Acarretar com os custos dos manuais escolares é "uma situação insustentável" para muitas famílias portuguesas e é essa a razão que o PSD apresenta para viabilizar as propostas dos dois partidos. Só falta saber se os sociais-democratas vão optar pelo voto favorável ou pela abstenção, mas o deputado Pedro Duarte garante que não vai colocar impedimentos aos projectos de lei do BE e do CDS: "Viabilizaremos os documentos na generalidade para podermos depois discutir as propostas na especialidade, onde iremos dar o nosso contributo."
Tanto a deputada comunista Rita Rato como a bloquista Ana Drago asseguram igualmente que todas as propostas apresentadas pela oposição – BE, CDS-PP, PCP, e Verdes – terão o seu voto favorável, permitindo que projectos possam ser discutidos na especialidade. Só o PS irá votar contra, apesar de a deputada Paula Barros admitir que o PS "não vai fechar a porta" e este regime e que a bolsa de empréstimos deverá ser implementada "o mais rápido possível". Significa isto que o governo está disposto a regulamentar o novo modelo no início do ano lectivo 2011/12 e após uma avaliação que terá de ser feita pelas escolas.
Pais estão contra. Apesar do consenso da maioria dos deputados no Parlamento, a Confap - a principal confederação das associações de pais -, está contra a bolsa de empréstimos de manuais escolares por "acarretarem demasiados obstáculos", avisa o dirigente Albino Almeida. O facto de os manuais do 1.º ciclo e de línguas estrangeiras incorporarem os exercícios, inutilizando os livros é a primeira dificuldade apontada pela confederação de pais.
Mas o certo é que o projecto dos bloquistas impõe uma cláusula que visa obrigar os editores a elaborar os manuais sem incluir o respectivo espaço para a resolução dos exercícios, permitindo que voltem a ser usados. A proposta, que não consta no projecto do CDS, terá o apoio socialista: "A verdade é que o aluno deveria poder manusear o livro escolar, mas a proposta do Bloco parece um bom princípio", defende a deputada do PS.

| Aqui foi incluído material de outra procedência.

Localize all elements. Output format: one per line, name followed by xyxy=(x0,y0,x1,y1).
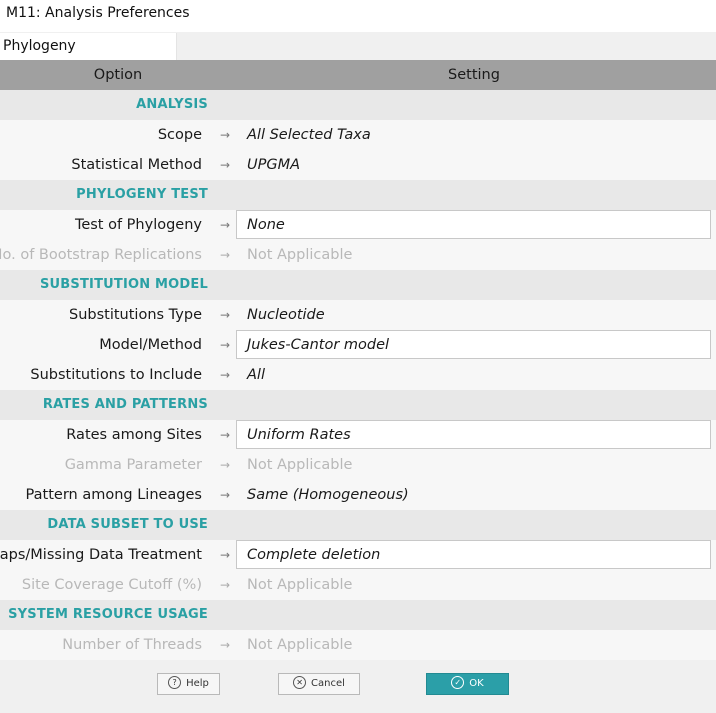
column-header-setting: Setting xyxy=(448,67,500,83)
setting-value: Complete deletion xyxy=(247,547,381,563)
option-row: Rates among Sites → Uniform Rates xyxy=(0,420,716,450)
arrow-right-icon: → xyxy=(220,368,231,382)
section-label: SYSTEM RESOURCE USAGE xyxy=(8,607,208,622)
setting-value: None xyxy=(247,217,285,233)
tab-phylogeny-reconstruction[interactable]: Phylogeny Reconstruction xyxy=(0,33,177,81)
arrow-right-icon: → xyxy=(220,248,231,262)
setting-value[interactable]: Same (Homogeneous) xyxy=(247,480,409,510)
setting-value: Not Applicable xyxy=(247,637,353,653)
cancel-button-label: Cancel xyxy=(311,678,345,689)
arrow-right-icon: → xyxy=(220,218,231,232)
setting-value[interactable]: All xyxy=(247,360,265,390)
arrow-right-icon: → xyxy=(220,308,231,322)
column-header-option: Option xyxy=(93,67,143,83)
option-row: Statistical Method → UPGMA xyxy=(0,150,716,180)
ok-button-label: OK xyxy=(469,678,484,689)
setting-value: Jukes-Cantor model xyxy=(247,337,390,353)
setting-value[interactable]: Nucleotide xyxy=(247,300,325,330)
setting-value: Uniform Rates xyxy=(247,427,351,443)
setting-value: Not Applicable xyxy=(247,457,353,473)
arrow-right-icon: → xyxy=(220,338,231,352)
section-header: DATA SUBSET TO USE xyxy=(0,510,716,540)
question-icon: ? xyxy=(168,675,182,689)
section-header: RATES AND PATTERNS xyxy=(0,390,716,420)
setting-value: Not Applicable xyxy=(247,247,353,263)
option-label: Gaps/Missing Data Treatment xyxy=(0,547,202,563)
option-label: Rates among Sites xyxy=(66,427,202,443)
option-label: Gamma Parameter xyxy=(64,457,202,473)
arrow-right-icon: → xyxy=(220,428,231,442)
section-label: PHYLOGENY TEST xyxy=(76,187,208,202)
help-button[interactable]: ? Help xyxy=(157,673,220,695)
section-header: SYSTEM RESOURCE USAGE xyxy=(0,600,716,630)
ok-button[interactable]: ✓ OK xyxy=(426,673,509,695)
cancel-button[interactable]: ✕ Cancel xyxy=(278,673,360,695)
setting-dropdown[interactable] xyxy=(236,210,711,239)
arrow-right-icon: → xyxy=(220,548,231,562)
check-circle-icon: ✓ xyxy=(451,675,465,689)
arrow-right-icon: → xyxy=(220,128,231,142)
button-bar: ? Help ✕ Cancel ✓ OK xyxy=(0,667,716,713)
section-header: ANALYSIS xyxy=(0,90,716,120)
arrow-right-icon: → xyxy=(220,488,231,502)
arrow-right-icon: → xyxy=(220,638,231,652)
option-row: Gaps/Missing Data Treatment → Complete del… xyxy=(0,540,716,570)
section-header: PHYLOGENY TEST xyxy=(0,180,716,210)
window-title: M11: Analysis Preferences xyxy=(6,5,190,21)
option-label: Pattern among Lineages xyxy=(25,487,202,503)
section-label: SUBSTITUTION MODEL xyxy=(39,277,208,292)
section-header: SUBSTITUTION MODEL xyxy=(0,270,716,300)
tab-strip: Phylogeny Reconstruction xyxy=(0,32,716,81)
section-label: ANALYSIS xyxy=(136,97,208,112)
option-label: No. of Bootstrap Replications xyxy=(0,247,202,263)
option-row: Site Coverage Cutoff (%) → Not Applicable xyxy=(0,570,716,600)
option-label: Site Coverage Cutoff (%) xyxy=(21,577,202,593)
option-label: Scope xyxy=(157,127,202,143)
section-label: RATES AND PATTERNS xyxy=(42,397,208,412)
option-row: Substitutions Type → Nucleotide xyxy=(0,300,716,330)
setting-value[interactable]: UPGMA xyxy=(247,150,300,180)
option-row: Number of Threads → Not Applicable xyxy=(0,630,716,660)
help-button-label: Help xyxy=(186,678,209,689)
grid-header: Option Setting xyxy=(0,60,716,90)
setting-value[interactable]: All Selected Taxa xyxy=(247,120,371,150)
option-row: No. of Bootstrap Replications → Not Applic… xyxy=(0,240,716,270)
option-row: Test of Phylogeny → None xyxy=(0,210,716,240)
preferences-grid: ANALYSIS Scope → All Selected Taxa Statistic… xyxy=(0,90,716,660)
close-circle-icon: ✕ xyxy=(293,675,307,689)
option-label: Statistical Method xyxy=(71,157,202,173)
option-label: Substitutions to Include xyxy=(30,367,202,383)
option-label: Number of Threads xyxy=(62,637,202,653)
option-row: Scope → All Selected Taxa xyxy=(0,120,716,150)
setting-value: Not Applicable xyxy=(247,577,353,593)
option-label: Substitutions Type xyxy=(69,307,202,323)
title-bar: M11: Analysis Preferences xyxy=(0,0,716,32)
option-row: Gamma Parameter → Not Applicable xyxy=(0,450,716,480)
option-label: Test of Phylogeny xyxy=(74,217,202,233)
option-label: Model/Method xyxy=(99,337,202,353)
arrow-right-icon: → xyxy=(220,458,231,472)
option-row: Model/Method → Jukes-Cantor model xyxy=(0,330,716,360)
arrow-right-icon: → xyxy=(220,158,231,172)
section-label: DATA SUBSET TO USE xyxy=(47,517,208,532)
arrow-right-icon: → xyxy=(220,578,231,592)
option-row: Pattern among Lineages → Same (Homogeneous… xyxy=(0,480,716,510)
option-row: Substitutions to Include → All xyxy=(0,360,716,390)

Só que este não é o único argumento para a Confap recusar a modalidade de empréstimos de livros escolares. "Apesar de os livros vigorarem durante três ou quatro anos, a maioria das escolas muda os manuais todos os anos", assegura Albino Almeida, que diz ser preferível as editoras fazerem os manuais destinados a mais do que um ano lectivo.
"Elaborar livros que incluam os currículos do 1.o e 2.o anos, por exemplo, permitiria reduzir o seu número", defende o presidente da confederação, propondo criar também conteúdos multimédia para complementar os manuais: "Esse é o melhor caminho, uma vez que permite a actualização permanente dos conteúdos, possibilidade que não existe nos manuais", esclarece Albino Almeida, adiantando que essa experiência já acontece em mais de 30 municípios com um custo médio de nove euros por cada disciplina.
Bolsas de empréstimos não é novidade entre alunos e professores e boa parte das escolas já pratica essa modalidade, conta Adalmiro Fonseca, presidente da Associação Nacional dos Directores de Escolas e Agrupamentos escolares. "Gerir um sistema de empréstimo de manuais não é difícil para as escolas, mas é preciso criar mecanismos e dar autonomia às escolas para estabelecerem as suas próprias regras", remata o dirigente.